Last days of Pushkin’s life in the spotlight of the Presidential Library

10 February 2020

February 10, 2020 marks the 183th anniversary of the death of Alexander Pushkin, whose work and personality do interest millions of readers in Russia and abroad. The Presidential Library’s collection Alexander Pushkin (1799-1837) in its rare editions illustrates all the uniqueness of the nature of a genius.

The last year of Pushkin’s life left many mysteries, according to the richest sources of the Presidential Library. For example, in one of the articles of the journal Russkaya Starina for June 1880, a detailed set of complex circumstances was considered that burdened the poet’s existence to the limit. It says that the huge monetary debts of the Pushkin family grew like a snowball: there were already four children. The nursery was outside the office door, and even while working, Alexander Sergeyevich heard fuss and funny cries of "Grishka, Sashka, Mashka and Natashka". New investments were required: the poet wrote, sitting in the Voltaire armchair, bought on credit.

The newspapers and magazines of that time intensified the literary enemies and envious of the poet.

On Easter Day, March 29, 1836, the writer's mother died. Relations between Nadezhda Osipovna and her son have always been difficult, a misunderstanding on her part greatly overshadowed the childhood of little Sasha. And, perhaps, precisely because of undisclosed love for each other, the son so tragically took the departure of his mother. Alexander Sergeyevich himself drove her body from St. Petersburg to the Holy Mountains and buried her in the Assumption Monastery. Here, next to her, he chose a place for himself, as if anticipating a near demise.

Particularly striking is the decisiveness of Pushkin, who in this difficult period for him undertook to publish and edit the journal Sovremennik conceived by him, which is reflected in the electronic copy of the Russkaya Starina magazine of June 1880.

Nevertheless, the Pushkin family spent their last summer in the country, on the splendid Kamenny Island, and returned to the Moika only on October 12. The poet’s house was waiting for an invitation to Tsarskoye Selo to the traditional lyceum anniversary on October 19. “Pushkin was preparing the usual poem for this day, but did not have time to finish it”, - we read in the journal Russkaya Starina (June, 1880). - Appearing for the holiday, he apologized to his comrades that he would read them a play, which was not quite finished; unfolded a sheet of paper, <...>, everything fell silent, <...>, he began: "It was time: our holiday was young / Beamed, rustled and married with roses...". And suddenly tears rolled from his eyes; the voice stopped. He laid the paper on the table and went into the corner of the room, on the sofa. Another comrade read for Pushkin his last Lyceum.

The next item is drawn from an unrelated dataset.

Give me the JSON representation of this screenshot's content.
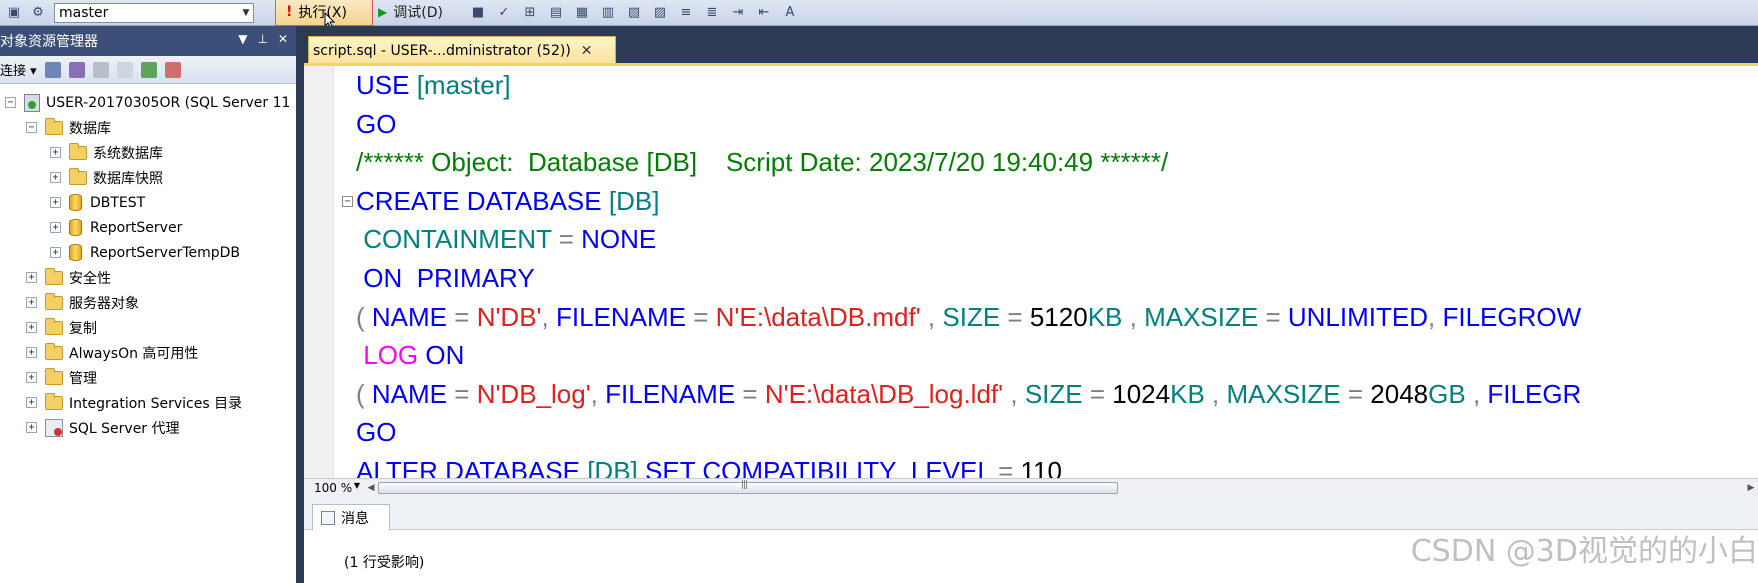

In the same year 1836, which was not easy for a writer, the best artists of Russia asked the poet to pose for them to create a portrait, but he often refused. The reason was that Pushkin did not like his appearance.

On November 4, 1836, Alexander Pushkin received three copies of an anonymous message that brought the poet into the Order of “cuckolds”. This was a hint of his wife’s infidelity, and then Pushkin challenged the alleged offender George-Charles Dantes to a duel.  

Thus, on February 10, 1837, the great Russian poet, playwright and prose writer, one of the most respected literary figures of the first third of the 19th century Pushkin, died. The last days and hours of his life are described in detail in the book of D. Anuchin Alexander Pushkin (1899), in the magazine Russkaya Starina (February, 1901), in the 1929 edition of Conversations with Pushkin.

A crowd of many thousands gathered to say goodbye to the great Russian poet on the last journey because of what A. S. Kashpurev wrote in his work Merits of Alexander Pushkin before the Russian people (1900).